Sin dal principio Satana cerca di sedurre l’uomo al peccato, suscitando in lui il desiderio e la voglia di cose proibite (cfr. Genesi 3, 6). Adamo ed Eva cedettero a questo desiderio, con ciò disubbidirono al comandamento dato da Dio e caddero nel peccato. Le conseguenze sono descritte in Giacomo 1, 15: «La concupiscenza, quando ha concepito, partorisce il peccato; e il peccato, quando è compiuto, produce la morte».

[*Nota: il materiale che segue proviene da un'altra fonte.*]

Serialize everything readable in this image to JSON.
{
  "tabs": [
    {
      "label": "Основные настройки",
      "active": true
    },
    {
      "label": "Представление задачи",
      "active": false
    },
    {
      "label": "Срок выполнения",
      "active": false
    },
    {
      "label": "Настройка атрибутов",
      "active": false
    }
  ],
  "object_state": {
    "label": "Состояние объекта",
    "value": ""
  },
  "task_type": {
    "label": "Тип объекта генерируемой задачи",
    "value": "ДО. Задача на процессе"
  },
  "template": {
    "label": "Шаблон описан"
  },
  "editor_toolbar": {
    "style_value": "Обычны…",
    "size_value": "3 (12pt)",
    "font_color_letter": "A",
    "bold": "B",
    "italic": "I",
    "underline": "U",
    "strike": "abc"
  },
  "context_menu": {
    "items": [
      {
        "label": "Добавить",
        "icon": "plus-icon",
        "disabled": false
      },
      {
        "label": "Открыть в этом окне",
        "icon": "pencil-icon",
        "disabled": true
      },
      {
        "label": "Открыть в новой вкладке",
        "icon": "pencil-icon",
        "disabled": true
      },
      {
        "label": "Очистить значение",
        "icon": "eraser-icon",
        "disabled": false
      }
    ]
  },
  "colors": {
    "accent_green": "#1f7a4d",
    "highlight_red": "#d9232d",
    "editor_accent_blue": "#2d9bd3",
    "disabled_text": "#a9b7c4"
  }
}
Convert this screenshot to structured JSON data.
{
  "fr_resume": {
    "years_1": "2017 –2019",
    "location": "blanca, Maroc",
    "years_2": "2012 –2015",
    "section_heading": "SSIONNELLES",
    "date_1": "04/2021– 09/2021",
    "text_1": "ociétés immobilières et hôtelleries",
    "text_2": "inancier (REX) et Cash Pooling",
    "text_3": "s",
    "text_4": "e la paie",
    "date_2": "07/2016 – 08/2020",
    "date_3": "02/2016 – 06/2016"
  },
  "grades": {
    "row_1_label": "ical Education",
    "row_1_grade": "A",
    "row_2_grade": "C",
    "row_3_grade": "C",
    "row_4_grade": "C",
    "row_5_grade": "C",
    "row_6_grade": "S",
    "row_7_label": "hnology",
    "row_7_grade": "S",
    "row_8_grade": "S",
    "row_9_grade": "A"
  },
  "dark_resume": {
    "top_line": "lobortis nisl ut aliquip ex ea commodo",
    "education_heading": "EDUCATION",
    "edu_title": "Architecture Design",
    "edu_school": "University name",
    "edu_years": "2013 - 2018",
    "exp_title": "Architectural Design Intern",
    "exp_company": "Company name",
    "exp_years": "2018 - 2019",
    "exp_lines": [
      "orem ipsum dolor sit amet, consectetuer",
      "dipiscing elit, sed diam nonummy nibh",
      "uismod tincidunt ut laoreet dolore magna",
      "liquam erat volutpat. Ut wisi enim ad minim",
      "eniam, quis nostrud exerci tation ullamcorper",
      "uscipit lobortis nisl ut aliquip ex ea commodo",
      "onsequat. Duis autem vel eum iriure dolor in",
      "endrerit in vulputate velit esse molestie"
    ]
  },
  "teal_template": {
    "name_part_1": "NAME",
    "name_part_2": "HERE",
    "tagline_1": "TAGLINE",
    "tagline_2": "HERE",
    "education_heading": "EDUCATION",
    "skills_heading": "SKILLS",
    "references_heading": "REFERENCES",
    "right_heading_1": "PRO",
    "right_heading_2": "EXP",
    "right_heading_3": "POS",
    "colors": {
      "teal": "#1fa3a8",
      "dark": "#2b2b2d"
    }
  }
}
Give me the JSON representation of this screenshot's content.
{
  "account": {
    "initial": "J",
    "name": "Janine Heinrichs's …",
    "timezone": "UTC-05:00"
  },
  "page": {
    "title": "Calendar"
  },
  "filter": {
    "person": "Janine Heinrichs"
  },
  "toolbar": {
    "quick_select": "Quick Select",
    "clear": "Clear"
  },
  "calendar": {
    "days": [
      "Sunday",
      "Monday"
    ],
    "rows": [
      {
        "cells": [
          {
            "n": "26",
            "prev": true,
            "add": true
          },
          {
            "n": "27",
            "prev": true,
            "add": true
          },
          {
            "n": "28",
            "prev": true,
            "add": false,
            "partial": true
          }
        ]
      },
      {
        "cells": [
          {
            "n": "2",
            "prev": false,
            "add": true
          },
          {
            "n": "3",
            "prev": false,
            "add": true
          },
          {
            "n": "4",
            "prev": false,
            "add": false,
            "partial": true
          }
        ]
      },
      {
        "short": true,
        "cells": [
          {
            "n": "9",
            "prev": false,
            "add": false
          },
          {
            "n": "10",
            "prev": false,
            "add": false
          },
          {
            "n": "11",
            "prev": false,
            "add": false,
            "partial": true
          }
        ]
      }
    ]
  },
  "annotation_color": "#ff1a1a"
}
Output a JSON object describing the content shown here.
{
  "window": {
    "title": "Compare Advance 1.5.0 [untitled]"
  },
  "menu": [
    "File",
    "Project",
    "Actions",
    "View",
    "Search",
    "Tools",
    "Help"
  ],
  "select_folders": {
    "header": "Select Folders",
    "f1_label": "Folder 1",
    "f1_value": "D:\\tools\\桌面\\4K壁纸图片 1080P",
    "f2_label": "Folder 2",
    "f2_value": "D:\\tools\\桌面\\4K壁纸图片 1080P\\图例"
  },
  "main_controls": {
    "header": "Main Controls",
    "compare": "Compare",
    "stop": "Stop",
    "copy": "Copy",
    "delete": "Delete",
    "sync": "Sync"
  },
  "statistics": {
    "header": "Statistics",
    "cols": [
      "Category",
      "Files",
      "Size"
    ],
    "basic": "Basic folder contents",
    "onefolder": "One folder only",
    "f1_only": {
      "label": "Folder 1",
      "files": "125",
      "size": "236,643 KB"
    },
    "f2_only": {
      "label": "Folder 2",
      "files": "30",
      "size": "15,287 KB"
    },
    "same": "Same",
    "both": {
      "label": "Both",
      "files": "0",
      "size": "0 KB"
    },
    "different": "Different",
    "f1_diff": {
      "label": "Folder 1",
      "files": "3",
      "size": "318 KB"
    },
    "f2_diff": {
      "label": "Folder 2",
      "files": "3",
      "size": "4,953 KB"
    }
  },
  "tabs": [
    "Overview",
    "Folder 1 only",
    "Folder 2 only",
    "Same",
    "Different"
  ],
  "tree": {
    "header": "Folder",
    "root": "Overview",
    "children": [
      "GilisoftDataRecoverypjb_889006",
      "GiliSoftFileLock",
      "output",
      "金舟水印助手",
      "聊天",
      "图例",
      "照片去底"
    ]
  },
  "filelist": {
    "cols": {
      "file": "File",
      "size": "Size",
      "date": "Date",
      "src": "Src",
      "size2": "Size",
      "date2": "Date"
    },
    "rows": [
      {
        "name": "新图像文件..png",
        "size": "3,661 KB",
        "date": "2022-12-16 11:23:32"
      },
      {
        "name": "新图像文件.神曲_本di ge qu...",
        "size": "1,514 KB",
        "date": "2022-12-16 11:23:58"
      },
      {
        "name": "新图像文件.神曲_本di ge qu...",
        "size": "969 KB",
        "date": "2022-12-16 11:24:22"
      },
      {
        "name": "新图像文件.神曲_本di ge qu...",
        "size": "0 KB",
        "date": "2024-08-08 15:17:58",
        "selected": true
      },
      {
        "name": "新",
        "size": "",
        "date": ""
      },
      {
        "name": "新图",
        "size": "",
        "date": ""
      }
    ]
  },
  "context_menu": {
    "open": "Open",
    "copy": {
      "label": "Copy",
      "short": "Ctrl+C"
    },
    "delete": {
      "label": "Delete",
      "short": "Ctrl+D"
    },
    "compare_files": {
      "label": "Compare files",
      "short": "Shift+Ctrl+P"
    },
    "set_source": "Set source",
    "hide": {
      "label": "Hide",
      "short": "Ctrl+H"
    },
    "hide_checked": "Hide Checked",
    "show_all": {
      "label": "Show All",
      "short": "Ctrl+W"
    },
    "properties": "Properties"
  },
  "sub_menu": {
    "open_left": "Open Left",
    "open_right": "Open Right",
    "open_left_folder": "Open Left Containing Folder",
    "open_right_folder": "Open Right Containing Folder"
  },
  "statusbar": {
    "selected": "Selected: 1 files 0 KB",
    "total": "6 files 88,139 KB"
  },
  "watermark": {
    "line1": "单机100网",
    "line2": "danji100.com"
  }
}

Il desiderio, inteso come brama peccaminosa, nasce nell’intimo dell’uomo. Esso suscita pensieri impuri. Se non è dominato, porta a mettere in atto il pensiero peccaminoso. Questo risulta anche da Matteo 15, 19: «Dal cuore vengono pensieri malvagi, omicidi, adultèri, fornicazioni, furti, false testimonianze, diffamazioni».
Il nono e il decimo comandamento danno all’uomo il compito di vegliare sulla purezza del suo cuore. L’uomo deve impegnarsi a respingere ogni tentazione all’agire peccaminoso.